Uluslararası İlişkiler literatüründe ‘chicken game’ olarak da bilinen bu durumda, taraflar ya anlaşma sağlayacak (A), taraflardan birisi geri adım atacak (B ve C) yada iki taraf çarpışacak (D).

Rusya’nın olası bu tutumuna karşı Türkiye için üç farklı seçenek bulunmaktadır:

(A) Suriye’deki olası bir harekat için Ukrayna bağlamında Rusya’nın taleplerini karşılamak;

(B) Rusya’nın taleplerini reddedip, Suriye’deki harekattan vazgeçmek;

(C ve D) Rusya’nın taleplerini reddedip, Suriye’deki harekatı gerçekleştirmek.

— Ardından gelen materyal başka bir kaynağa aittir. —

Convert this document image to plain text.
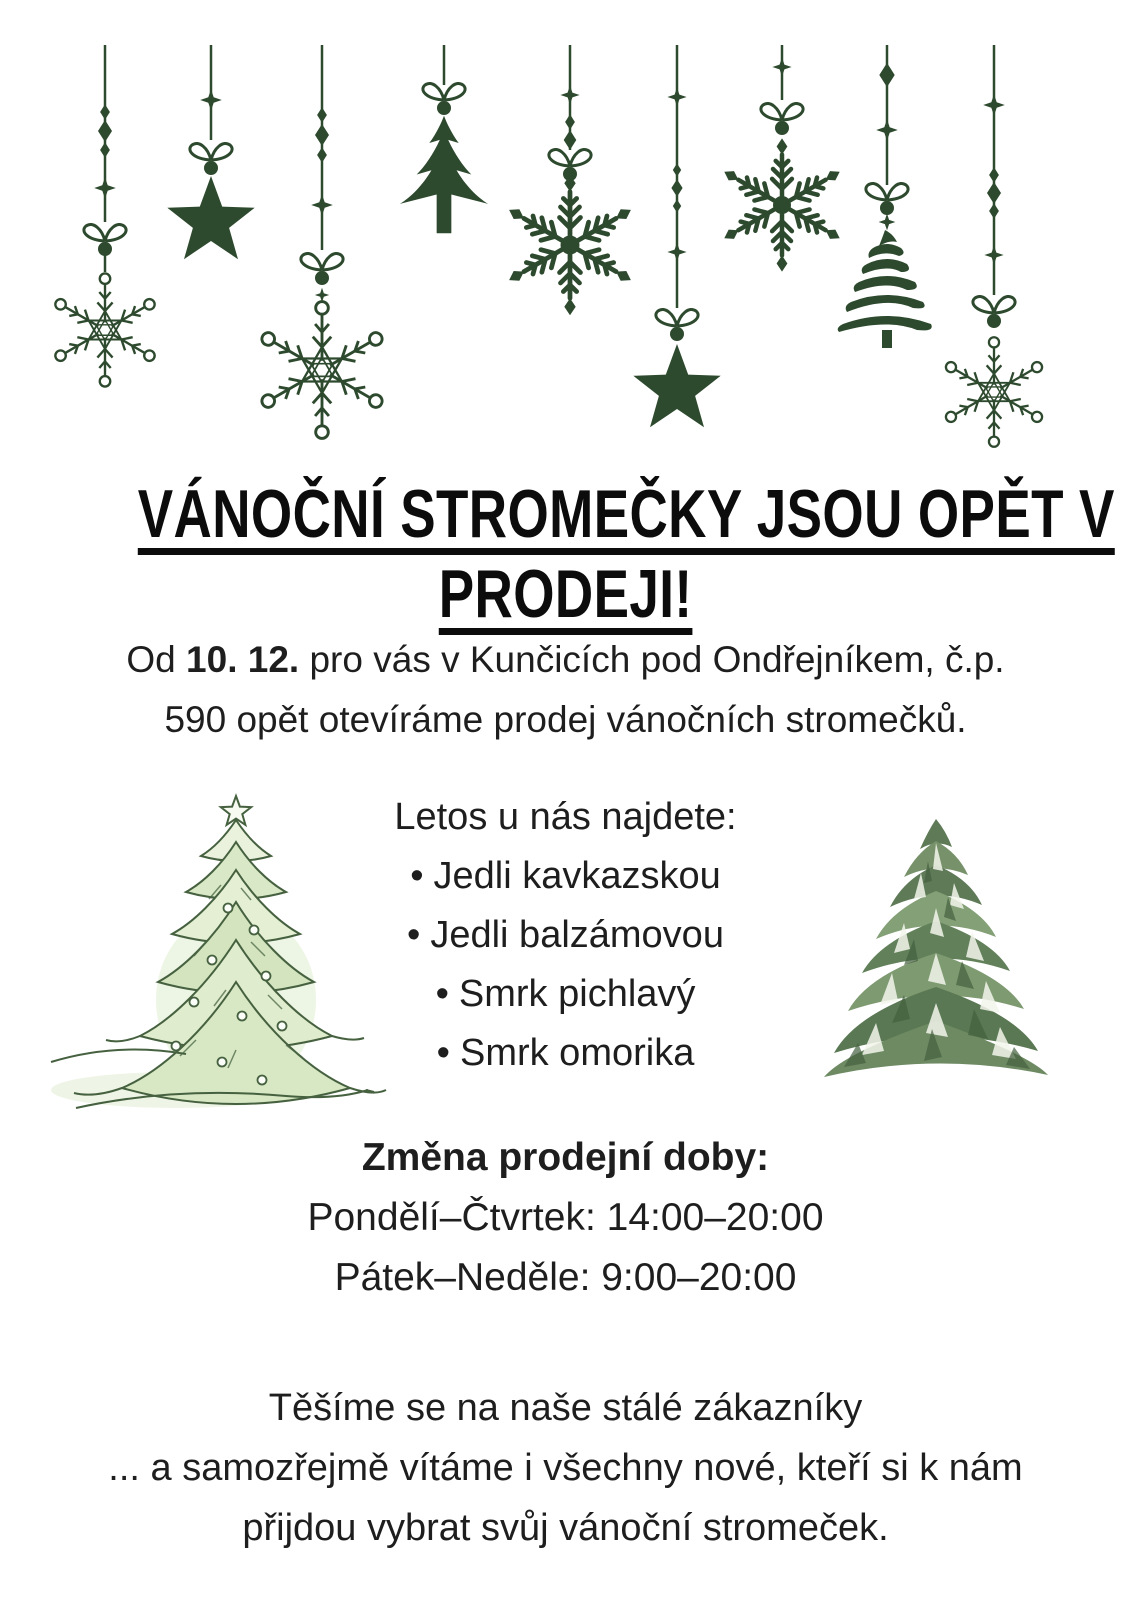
VÁNOČNÍ STROMEČKY JSOU OPĚT V
PRODEJI!

Od 10. 12. pro vás v Kunčicích pod Ondřejníkem, č.p.
590 opět otevíráme prodej vánočních stromečků.

Letos u nás najdete:
• Jedli kavkazskou
• Jedli balzámovou
• Smrk pichlavý
• Smrk omorika
Změna prodejní doby:
Pondělí–Čtvrtek: 14:00–20:00
Pátek–Neděle: 9:00–20:00

Těšíme se na naše stálé zákazníky
... a samozřejmě vítáme i všechny nové, kteří si k nám
přijdou vybrat svůj vánoční stromeček.
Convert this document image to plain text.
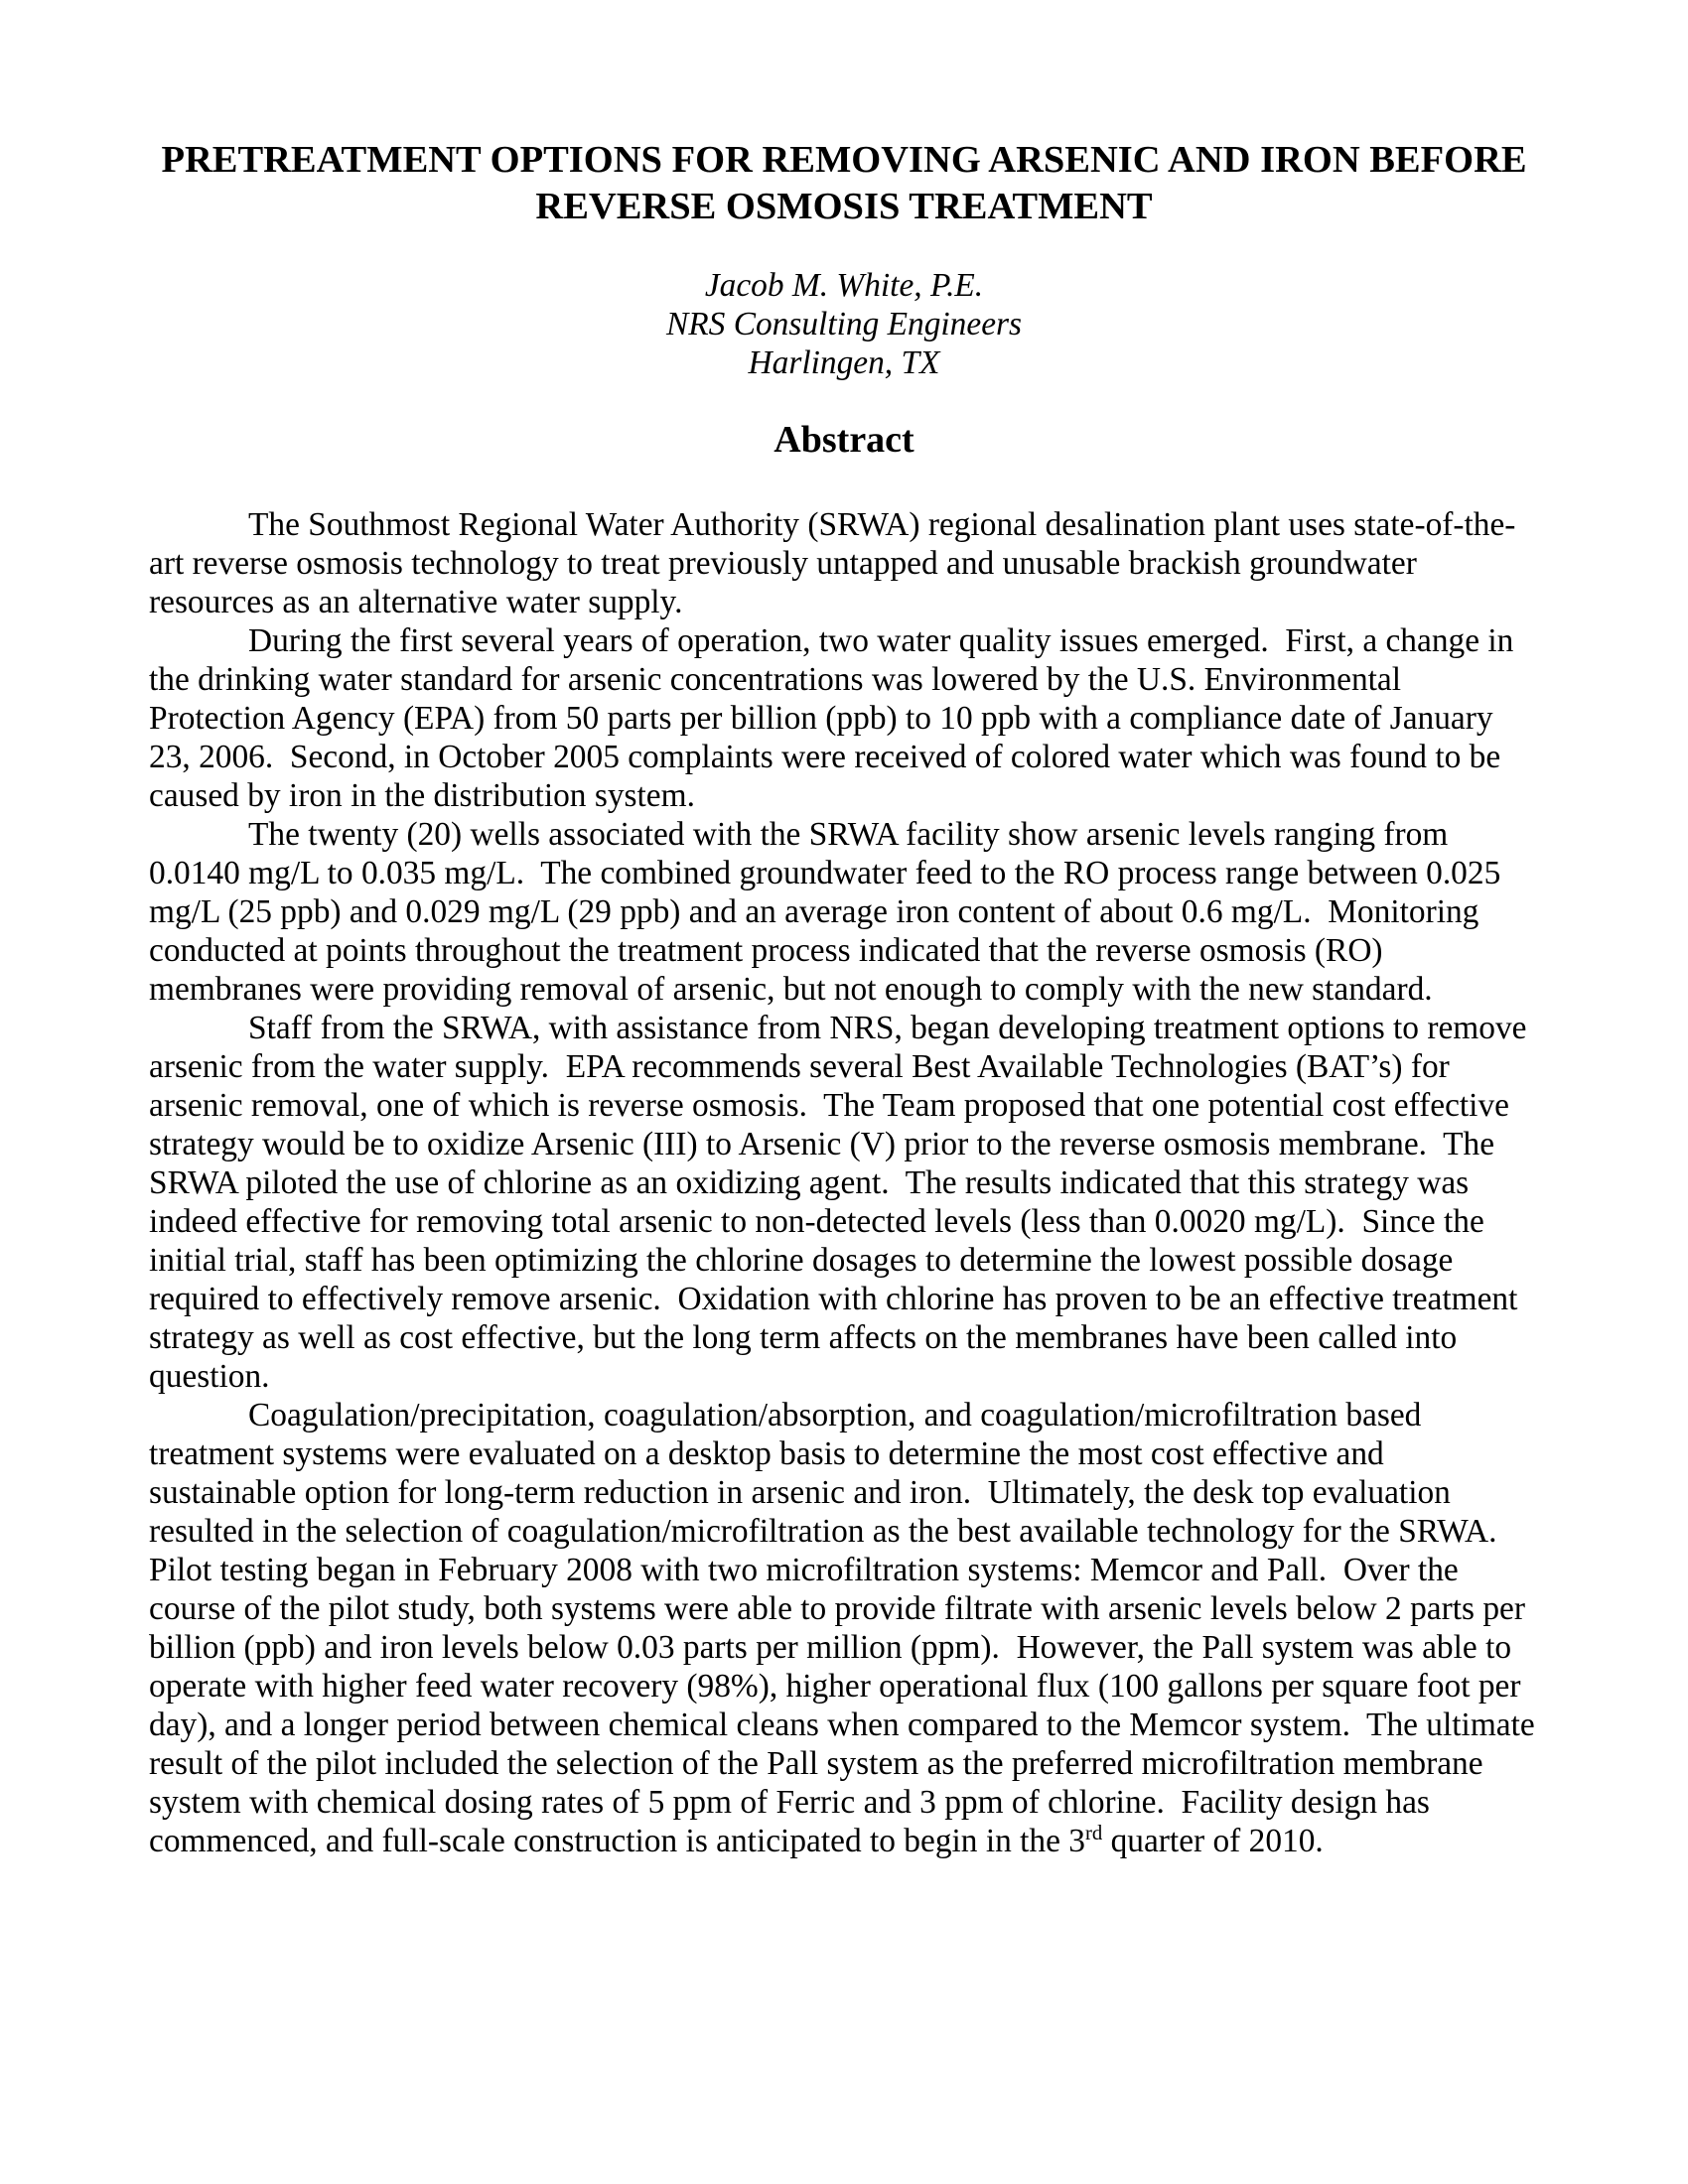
PRETREATMENT OPTIONS FOR REMOVING ARSENIC AND IRON BEFORE REVERSE OSMOSIS TREATMENT
Jacob M. White, P.E.
NRS Consulting Engineers
Harlingen, TX
Abstract

The Southmost Regional Water Authority (SRWA) regional desalination plant uses state-of-the-art reverse osmosis technology to treat previously untapped and unusable brackish groundwater resources as an alternative water supply.

During the first several years of operation, two water quality issues emerged.  First, a change in the drinking water standard for arsenic concentrations was lowered by the U.S. Environmental Protection Agency (EPA) from 50 parts per billion (ppb) to 10 ppb with a compliance date of January 23, 2006.  Second, in October 2005 complaints were received of colored water which was found to be caused by iron in the distribution system.

The twenty (20) wells associated with the SRWA facility show arsenic levels ranging from 0.0140 mg/L to 0.035 mg/L.  The combined groundwater feed to the RO process range between 0.025 mg/L (25 ppb) and 0.029 mg/L (29 ppb) and an average iron content of about 0.6 mg/L.  Monitoring conducted at points throughout the treatment process indicated that the reverse osmosis (RO) membranes were providing removal of arsenic, but not enough to comply with the new standard.

Staff from the SRWA, with assistance from NRS, began developing treatment options to remove arsenic from the water supply.  EPA recommends several Best Available Technologies (BAT’s) for arsenic removal, one of which is reverse osmosis.  The Team proposed that one potential cost effective strategy would be to oxidize Arsenic (III) to Arsenic (V) prior to the reverse osmosis membrane.  The SRWA piloted the use of chlorine as an oxidizing agent.  The results indicated that this strategy was indeed effective for removing total arsenic to non-detected levels (less than 0.0020 mg/L).  Since the initial trial, staff has been optimizing the chlorine dosages to determine the lowest possible dosage required to effectively remove arsenic.  Oxidation with chlorine has proven to be an effective treatment strategy as well as cost effective, but the long term affects on the membranes have been called into question.

Coagulation/precipitation, coagulation/absorption, and coagulation/microfiltration based treatment systems were evaluated on a desktop basis to determine the most cost effective and sustainable option for long-term reduction in arsenic and iron.  Ultimately, the desk top evaluation resulted in the selection of coagulation/microfiltration as the best available technology for the SRWA.  Pilot testing began in February 2008 with two microfiltration systems: Memcor and Pall.  Over the course of the pilot study, both systems were able to provide filtrate with arsenic levels below 2 parts per billion (ppb) and iron levels below 0.03 parts per million (ppm).  However, the Pall system was able to operate with higher feed water recovery (98%), higher operational flux (100 gallons per square foot per day), and a longer period between chemical cleans when compared to the Memcor system.  The ultimate result of the pilot included the selection of the Pall system as the preferred microfiltration membrane system with chemical dosing rates of 5 ppm of Ferric and 3 ppm of chlorine.  Facility design has commenced, and full-scale construction is anticipated to begin in the 3rd quarter of 2010.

Üçüncü seçenekte ya Rusya geri adım atacak ya da Suriye’de iki ülke arasında ciddi bir gerilim ve eskalasyon yaşanacaktır. Türkiye Bahar Kalkanı Harekatı’nda bu eskalasyonu gerçekleştirmişti.

Şimdi sorulması gerekn soru ise; Ukrayna ile meşgul olan Rusya şuan böyle bir eskalasyon riskini alabilir mi?